Integrable probability is a research area that focuses on the study of probability models that arise in integrable systems, such as random matrix theory, interacting particle systems, and stochastic partial differential equations. The main goal is to understand the behavior of these models and derive exact solutions using techniques from integrable systems theory, such as the Bethe ansatz and Riemann-Hilbert methods. Integrable probability has applications in physics, statistics, and computer science.

This field studies large systems of particles and uses statistical mechanics to investigate how particle interactions affect the system's behavior. We also research phase transitions and fundamental laws that govern atomic and molecular behavior.

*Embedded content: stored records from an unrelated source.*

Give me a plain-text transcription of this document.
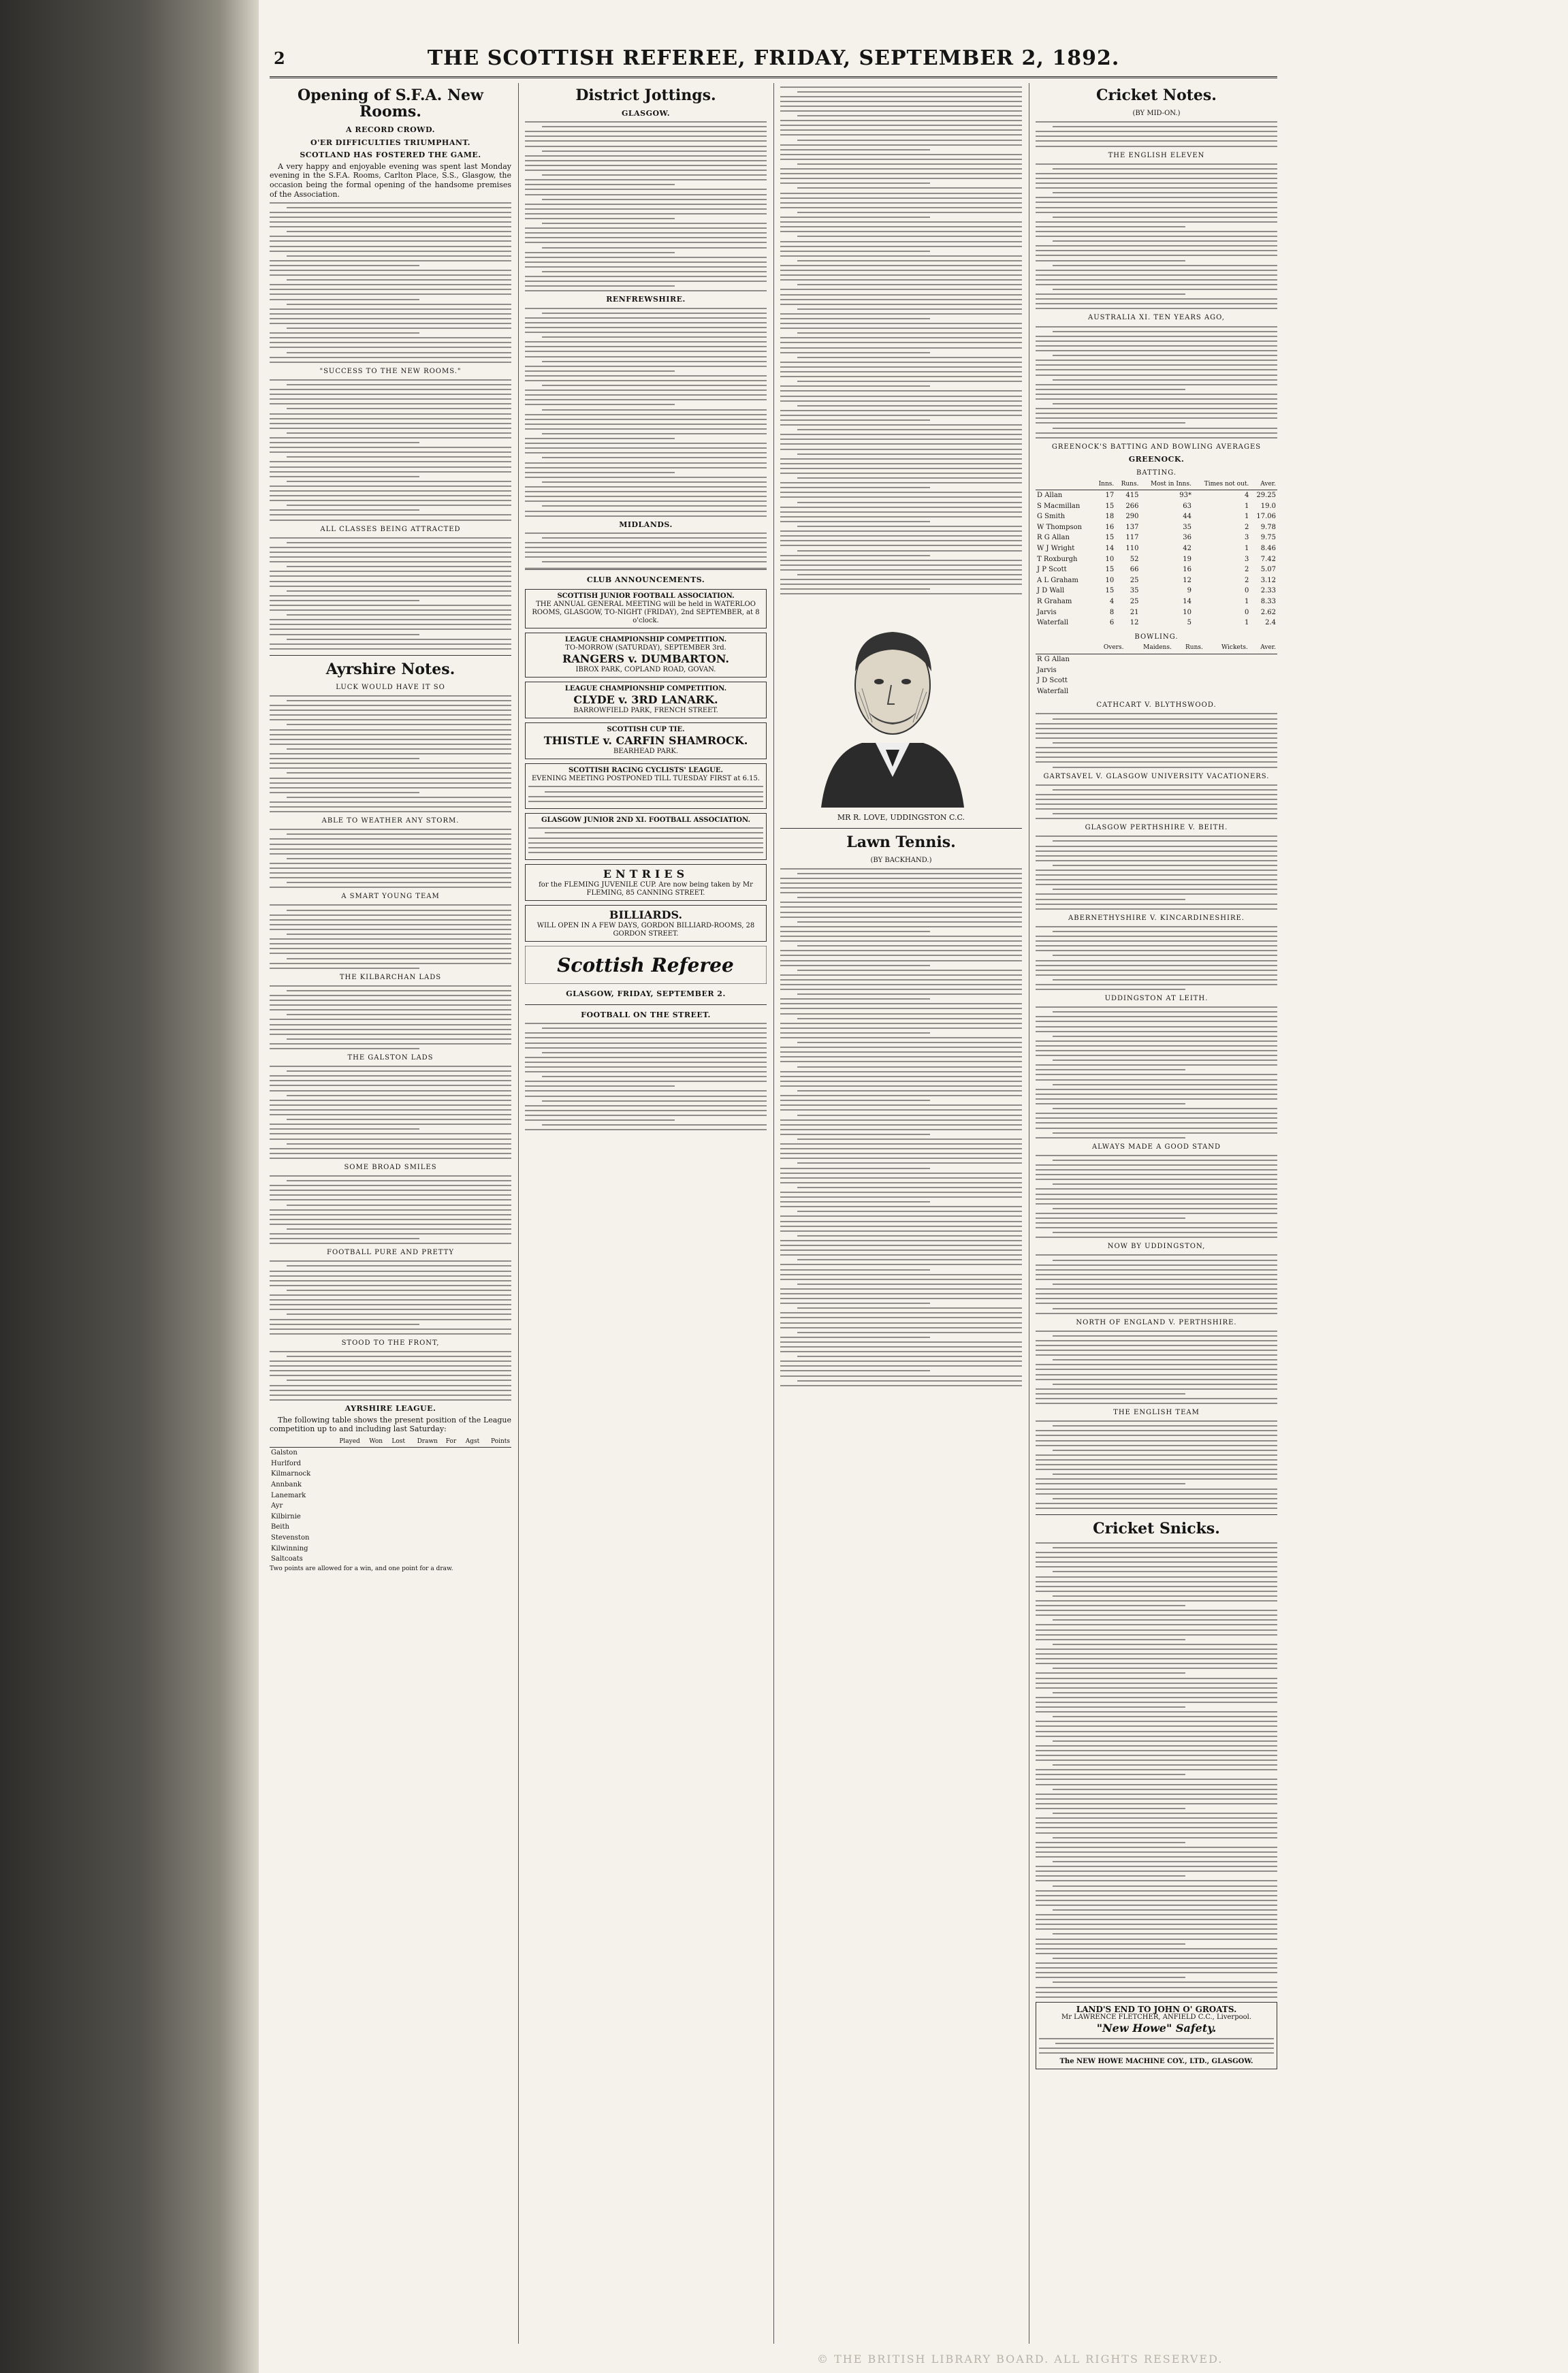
2	THE SCOTTISH REFEREE, FRIDAY, SEPTEMBER 2, 1892.
Opening of S.F.A. New Rooms.
A RECORD CROWD.
O'ER DIFFICULTIES TRIUMPHANT.
SCOTLAND HAS FOSTERED THE GAME.

A very happy and enjoyable evening was spent last Monday evening in the S.F.A. Rooms, Carlton Place, S.S., Glasgow, the occasion being the formal opening of the handsome premises of the Association.

"SUCCESS TO THE NEW ROOMS."
ALL CLASSES BEING ATTRACTED
Ayrshire Notes.
LUCK WOULD HAVE IT SO
ABLE TO WEATHER ANY STORM.
A SMART YOUNG TEAM
THE KILBARCHAN LADS
THE GALSTON LADS
SOME BROAD SMILES
FOOTBALL PURE AND PRETTY
STOOD TO THE FRONT,
AYRSHIRE LEAGUE.

The following table shows the present position of the League competition up to and including last Saturday:

	Played	Won	Lost	Drawn	For	Agst	Points
Galston							
Hurlford							
Kilmarnock							
Annbank							
Lanemark							
Ayr							
Kilbirnie							
Beith							
Stevenston							
Kilwinning							
Saltcoats							

Two points are allowed for a win, and one point for a draw.

District Jottings.
GLASGOW.
RENFREWSHIRE.
MIDLANDS.
CLUB ANNOUNCEMENTS.
SCOTTISH JUNIOR FOOTBALL ASSOCIATION.
THE ANNUAL GENERAL MEETING will be held in WATERLOO ROOMS, GLASGOW, TO-NIGHT (FRIDAY), 2nd SEPTEMBER, at 8 o'clock.
LEAGUE CHAMPIONSHIP COMPETITION.
TO-MORROW (SATURDAY), SEPTEMBER 3rd.
RANGERS v. DUMBARTON.
IBROX PARK, COPLAND ROAD, GOVAN.
LEAGUE CHAMPIONSHIP COMPETITION.
CLYDE v. 3RD LANARK.
BARROWFIELD PARK, FRENCH STREET.
SCOTTISH CUP TIE.
THISTLE v. CARFIN SHAMROCK.
BEARHEAD PARK.
SCOTTISH RACING CYCLISTS' LEAGUE.
EVENING MEETING POSTPONED TILL TUESDAY FIRST at 6.15.
GLASGOW JUNIOR 2ND XI. FOOTBALL ASSOCIATION.
ENTRIES
for the FLEMING JUVENILE CUP. Are now being taken by Mr FLEMING, 85 CANNING STREET.
BILLIARDS.
WILL OPEN IN A FEW DAYS, GORDON BILLIARD-ROOMS, 28 GORDON STREET.
Scottish Referee
GLASGOW, FRIDAY, SEPTEMBER 2.
FOOTBALL ON THE STREET.
MR R. LOVE, UDDINGSTON C.C.
Lawn Tennis.
(BY BACKHAND.)
Cricket Notes.
(BY MID-ON.)
THE ENGLISH ELEVEN
AUSTRALIA XI. TEN YEARS AGO,
GREENOCK'S BATTING AND BOWLING AVERAGES
GREENOCK.
BATTING.
	Inns.	Runs.	Most in Inns.	Times not out.	Aver.
D Allan	17	415	93*	4	29.25
S Macmillan	15	266	63	1	19.0
G Smith	18	290	44	1	17.06
W Thompson	16	137	35	2	9.78
R G Allan	15	117	36	3	9.75
W J Wright	14	110	42	1	8.46
T Roxburgh	10	52	19	3	7.42
J P Scott	15	66	16	2	5.07
A L Graham	10	25	12	2	3.12
J D Wall	15	35	9	0	2.33
R Graham	4	25	14	1	8.33
Jarvis	8	21	10	0	2.62
Waterfall	6	12	5	1	2.4
BOWLING.
	Overs.	Maidens.	Runs.	Wickets.	Aver.
R G Allan					
Jarvis					
J D Scott					
Waterfall					
CATHCART V. BLYTHSWOOD.
GARTSAVEL V. GLASGOW UNIVERSITY VACATIONERS.
GLASGOW PERTHSHIRE V. BEITH.
ABERNETHYSHIRE V. KINCARDINESHIRE.
UDDINGSTON AT LEITH.
ALWAYS MADE A GOOD STAND
NOW BY UDDINGSTON,
NORTH OF ENGLAND V. PERTHSHIRE.
THE ENGLISH TEAM
Cricket Snicks.
LAND'S END TO JOHN O' GROATS.
Mr LAWRENCE FLETCHER, ANFIELD C.C., Liverpool.
"New Howe" Safety.
The NEW HOWE MACHINE COY., LTD., GLASGOW.
© THE BRITISH LIBRARY BOARD. ALL RIGHTS RESERVED.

In recent years, there has been a focus on Markov processes with path discontinuities. There is a rich variety of processes we are interested in, all of which, at their heart, are based around an underlying Poisson point process on different structural spaces. These include Lévy processes, self-similar Markov processes and Markov additive processes. Of particular interest are path decompositions that decompose the path of the process of interest into smaller correlated constituent parts, thus allowing a characterisation of large and small-scale behaviour, both in space and time, which ultimately explains how it explores space with time.

Particular interests lie in exploring hypoelliptic diffusion processes, which are subject to underlying constraints but still move over all parts of the phase space, and at the interface of stochastic analysis with differential geometry where the study of random processes on manifolds reveals links between geometric features and stochastic aspects.

Stochastic partial differential equations (SPDEs) are mathematical models used to describe physical phenomena that exhibit random behavior over time and space. In particular, critical equations are at the heart of the research at Warwick. These are SPDEs where the balance between the nonlinear and linear terms in the equation is delicate, leading to critical phenomena such as power-law behavior and scaling limits. The study of SPDEs is an active area of research in mathematics and has applications in physics, biology and finance.